Veja bem. Antes de termos compromissos com a doutrina, temos compromissos com a nação.
Qual nação, e por que ela merece seu comprometimento? E por que esse compromisso viria antes da sua convicção religiosa?
Se você fosse soldado e fosse ordenado a cometer assassínio de civis estrangeiros sem provocação, como se aplicaria essa questão? O compromisso com a nação viria primeiro, realmente?
Sim. O respeito às leis humanas é um princípio básico da doutrina. Respeitar as leis humanas é respeitar as leis de Deus, em nossa opinião. Se fizesse parte das forças armadas e uma ordem dessas me fosse dada sem recurso, faria todo o possível ao meu alcance para evitar que tal coisa acontecesse. Se não pudesse evitar, faria todo o possível para atenuar o máximo que pudesse. Lembra-se do general alemão que salvou O Pianista? Era um general que não concordava com o regime nazista, mas nem por isso desertou e atenuou o máximo que pôde os efeitos da guerra. Mas, entretanto, quantas pessoas não devem ter morrido sob suas ordens? Bastante, eu acredito. Mas nem por isso deixou de ser uma boa pessoa e teríamos muito orgulho se tivesse sido espírita.
Não fazer parte das forças armadas não significa resolver o problema da guerra. Muito pelo contrário, seria torná-la muito mais cruel, porque então deixaríamos as forças armadas para os carniceiros de fato. Isso vale para qualquer religião, não só a espírita.
Aqui você deixa escapar uma convicção de que espíritas são menos cruéis do que outros. É perigoso pensar dessa maneira.

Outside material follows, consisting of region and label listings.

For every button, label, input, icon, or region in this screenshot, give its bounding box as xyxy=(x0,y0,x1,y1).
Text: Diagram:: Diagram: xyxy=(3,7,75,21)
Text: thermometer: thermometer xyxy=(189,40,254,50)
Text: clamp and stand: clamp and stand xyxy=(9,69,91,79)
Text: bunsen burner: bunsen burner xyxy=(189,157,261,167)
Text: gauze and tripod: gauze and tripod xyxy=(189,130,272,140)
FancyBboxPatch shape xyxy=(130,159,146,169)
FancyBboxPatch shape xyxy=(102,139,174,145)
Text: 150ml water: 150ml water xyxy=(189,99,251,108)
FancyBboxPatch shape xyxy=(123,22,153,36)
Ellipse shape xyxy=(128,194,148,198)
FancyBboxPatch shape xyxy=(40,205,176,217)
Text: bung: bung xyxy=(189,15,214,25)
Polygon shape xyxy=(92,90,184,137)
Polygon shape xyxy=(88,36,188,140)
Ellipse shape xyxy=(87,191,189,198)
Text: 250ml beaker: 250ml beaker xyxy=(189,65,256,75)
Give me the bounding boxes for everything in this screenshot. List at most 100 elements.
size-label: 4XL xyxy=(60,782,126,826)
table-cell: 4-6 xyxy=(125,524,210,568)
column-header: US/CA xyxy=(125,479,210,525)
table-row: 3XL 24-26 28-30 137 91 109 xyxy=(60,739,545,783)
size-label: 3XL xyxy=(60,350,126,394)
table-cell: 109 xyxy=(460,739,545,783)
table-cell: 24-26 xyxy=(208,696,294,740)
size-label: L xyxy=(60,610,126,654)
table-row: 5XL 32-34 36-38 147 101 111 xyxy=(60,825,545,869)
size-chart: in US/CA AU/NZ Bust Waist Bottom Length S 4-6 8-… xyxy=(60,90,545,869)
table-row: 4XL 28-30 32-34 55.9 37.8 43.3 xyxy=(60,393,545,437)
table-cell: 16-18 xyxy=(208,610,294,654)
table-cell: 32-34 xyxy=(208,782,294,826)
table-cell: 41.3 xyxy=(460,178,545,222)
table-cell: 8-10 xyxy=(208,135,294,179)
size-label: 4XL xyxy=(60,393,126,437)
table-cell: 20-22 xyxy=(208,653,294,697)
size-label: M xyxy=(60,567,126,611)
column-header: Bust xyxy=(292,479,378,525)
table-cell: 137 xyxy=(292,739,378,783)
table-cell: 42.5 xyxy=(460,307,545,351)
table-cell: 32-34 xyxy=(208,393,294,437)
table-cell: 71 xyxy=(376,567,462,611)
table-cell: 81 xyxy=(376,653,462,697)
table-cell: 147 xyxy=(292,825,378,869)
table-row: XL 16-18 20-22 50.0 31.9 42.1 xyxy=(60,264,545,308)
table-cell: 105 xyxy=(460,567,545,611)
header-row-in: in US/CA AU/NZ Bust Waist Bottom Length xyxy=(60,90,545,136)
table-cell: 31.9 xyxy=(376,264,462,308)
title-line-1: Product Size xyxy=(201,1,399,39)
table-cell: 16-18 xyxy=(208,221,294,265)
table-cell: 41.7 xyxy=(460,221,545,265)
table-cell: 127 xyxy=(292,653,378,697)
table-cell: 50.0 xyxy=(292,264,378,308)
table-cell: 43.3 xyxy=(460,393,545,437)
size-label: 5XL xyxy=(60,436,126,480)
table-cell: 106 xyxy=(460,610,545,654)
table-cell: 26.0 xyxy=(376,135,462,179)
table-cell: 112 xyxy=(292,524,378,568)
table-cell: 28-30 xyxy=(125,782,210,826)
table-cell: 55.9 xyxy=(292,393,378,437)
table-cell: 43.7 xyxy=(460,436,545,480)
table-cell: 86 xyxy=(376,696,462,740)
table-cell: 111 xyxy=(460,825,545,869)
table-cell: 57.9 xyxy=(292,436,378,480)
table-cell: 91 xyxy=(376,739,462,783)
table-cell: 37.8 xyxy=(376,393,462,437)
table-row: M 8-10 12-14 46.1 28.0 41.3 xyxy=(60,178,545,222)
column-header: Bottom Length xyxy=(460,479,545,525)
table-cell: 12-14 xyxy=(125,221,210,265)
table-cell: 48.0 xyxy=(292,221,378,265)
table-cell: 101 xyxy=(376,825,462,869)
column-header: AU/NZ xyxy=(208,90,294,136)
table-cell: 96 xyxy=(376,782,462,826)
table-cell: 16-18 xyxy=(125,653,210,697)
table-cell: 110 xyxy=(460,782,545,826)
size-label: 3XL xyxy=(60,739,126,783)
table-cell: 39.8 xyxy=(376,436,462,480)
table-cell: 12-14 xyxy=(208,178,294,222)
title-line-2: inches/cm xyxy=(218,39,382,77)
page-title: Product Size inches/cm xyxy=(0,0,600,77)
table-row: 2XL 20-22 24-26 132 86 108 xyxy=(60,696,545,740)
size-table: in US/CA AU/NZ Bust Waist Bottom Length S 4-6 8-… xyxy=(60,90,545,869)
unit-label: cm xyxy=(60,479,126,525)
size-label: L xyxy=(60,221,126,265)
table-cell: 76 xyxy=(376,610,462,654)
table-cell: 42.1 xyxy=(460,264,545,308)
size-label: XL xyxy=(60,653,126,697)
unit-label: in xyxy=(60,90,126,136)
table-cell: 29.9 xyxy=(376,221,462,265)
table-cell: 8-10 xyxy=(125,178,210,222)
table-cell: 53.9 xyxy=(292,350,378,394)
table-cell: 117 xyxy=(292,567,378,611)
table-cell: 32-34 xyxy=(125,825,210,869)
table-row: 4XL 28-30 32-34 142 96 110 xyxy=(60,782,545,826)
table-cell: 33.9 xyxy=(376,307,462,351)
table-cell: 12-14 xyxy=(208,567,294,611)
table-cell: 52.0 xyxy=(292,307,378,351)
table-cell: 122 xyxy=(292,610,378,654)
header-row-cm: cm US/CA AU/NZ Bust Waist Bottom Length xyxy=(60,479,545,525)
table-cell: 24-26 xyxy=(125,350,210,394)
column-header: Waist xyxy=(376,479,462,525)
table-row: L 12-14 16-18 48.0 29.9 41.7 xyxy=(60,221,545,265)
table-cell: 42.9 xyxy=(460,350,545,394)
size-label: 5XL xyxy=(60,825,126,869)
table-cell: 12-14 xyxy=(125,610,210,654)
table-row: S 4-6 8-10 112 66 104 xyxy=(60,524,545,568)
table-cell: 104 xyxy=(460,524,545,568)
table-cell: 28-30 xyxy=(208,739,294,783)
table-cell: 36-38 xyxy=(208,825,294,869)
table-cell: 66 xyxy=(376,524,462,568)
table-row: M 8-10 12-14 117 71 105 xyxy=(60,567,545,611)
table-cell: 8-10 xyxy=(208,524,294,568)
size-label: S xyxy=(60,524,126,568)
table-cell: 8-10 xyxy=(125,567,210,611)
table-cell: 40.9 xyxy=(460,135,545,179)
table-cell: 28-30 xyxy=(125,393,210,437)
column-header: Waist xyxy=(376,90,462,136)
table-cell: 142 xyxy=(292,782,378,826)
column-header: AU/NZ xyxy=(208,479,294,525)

Pensei ter escrito que isso valia para qualquer religião, não só a espírita. Mas vou retirar a palavra "religião". Se as pessoas de bem (de qualquer religião ou mesmo ateus e céticos) se recusarem a exercer cargos "duros" como polícia e forças armadas, na realidade estaremos entregando a guarda do galinheiro para as raposas. Felizmente isso não acontece todo o tempo.
Estamos no mundo para atuar nele, e não para sermos indiferentes. Covardia e indiferença não é o nosso lema. As forças armadas representam um trabalho como outro qualquer, como ser um policial, um bombeiro, etc... Vamos viver sem essas coisas e abandonar a sociedade aos arruaceiros? Isso é inteligente? Isso é moral? Acho que não.
Bombeiros existem porque há incêndios e emergências, policiais porque há crime, Forças Armadas para usar de força em nome do Estado. O que essas profissões tem em comum é que devemos buscar torná-las o menos necessárias possível. Não falta evidência prática de que as Forças Armadas (e a Polícia) podem ser usadas de forma abusiva e imoral.
Concordo com você que devemos tornar essas profissões o menos necessárias possível. Mas ainda não chegamos nesse nível e elas ainda são bastante necessárias. Não é abstendo-se de exercê-las que resolveremos o problema.
Ninguém nunca disse que os espíritas são perfeitos.
Nem é essa a questão que estou apresentando. Perfeito ninguém é. Mas muitos tem doutrinas ou filosofias de vida menos contraditórias e menos encorajadoras de corrupção moral do que a espírita.
Isso é uma opinião sua, suponho.
Também temos a nossa "banda não evoluída". E quem sabe eu mesmo não faça parte dela? Quanto aos espíritas dizerem estarem sempre certos, pelo menos com relação a mim, quantas vezes você me ouviu dizer isso?
Se bem me lembro eu falei de convicção descuidada, não de anúncio público. Anúncio não é algo tão sério, pois a comunicação leva naturalmente à reação de outras pessoas. Mas acreditar que se é mais evoluído do que os outros é algo muito sério, pois leva a distorções de caráter difíceis de corrigir.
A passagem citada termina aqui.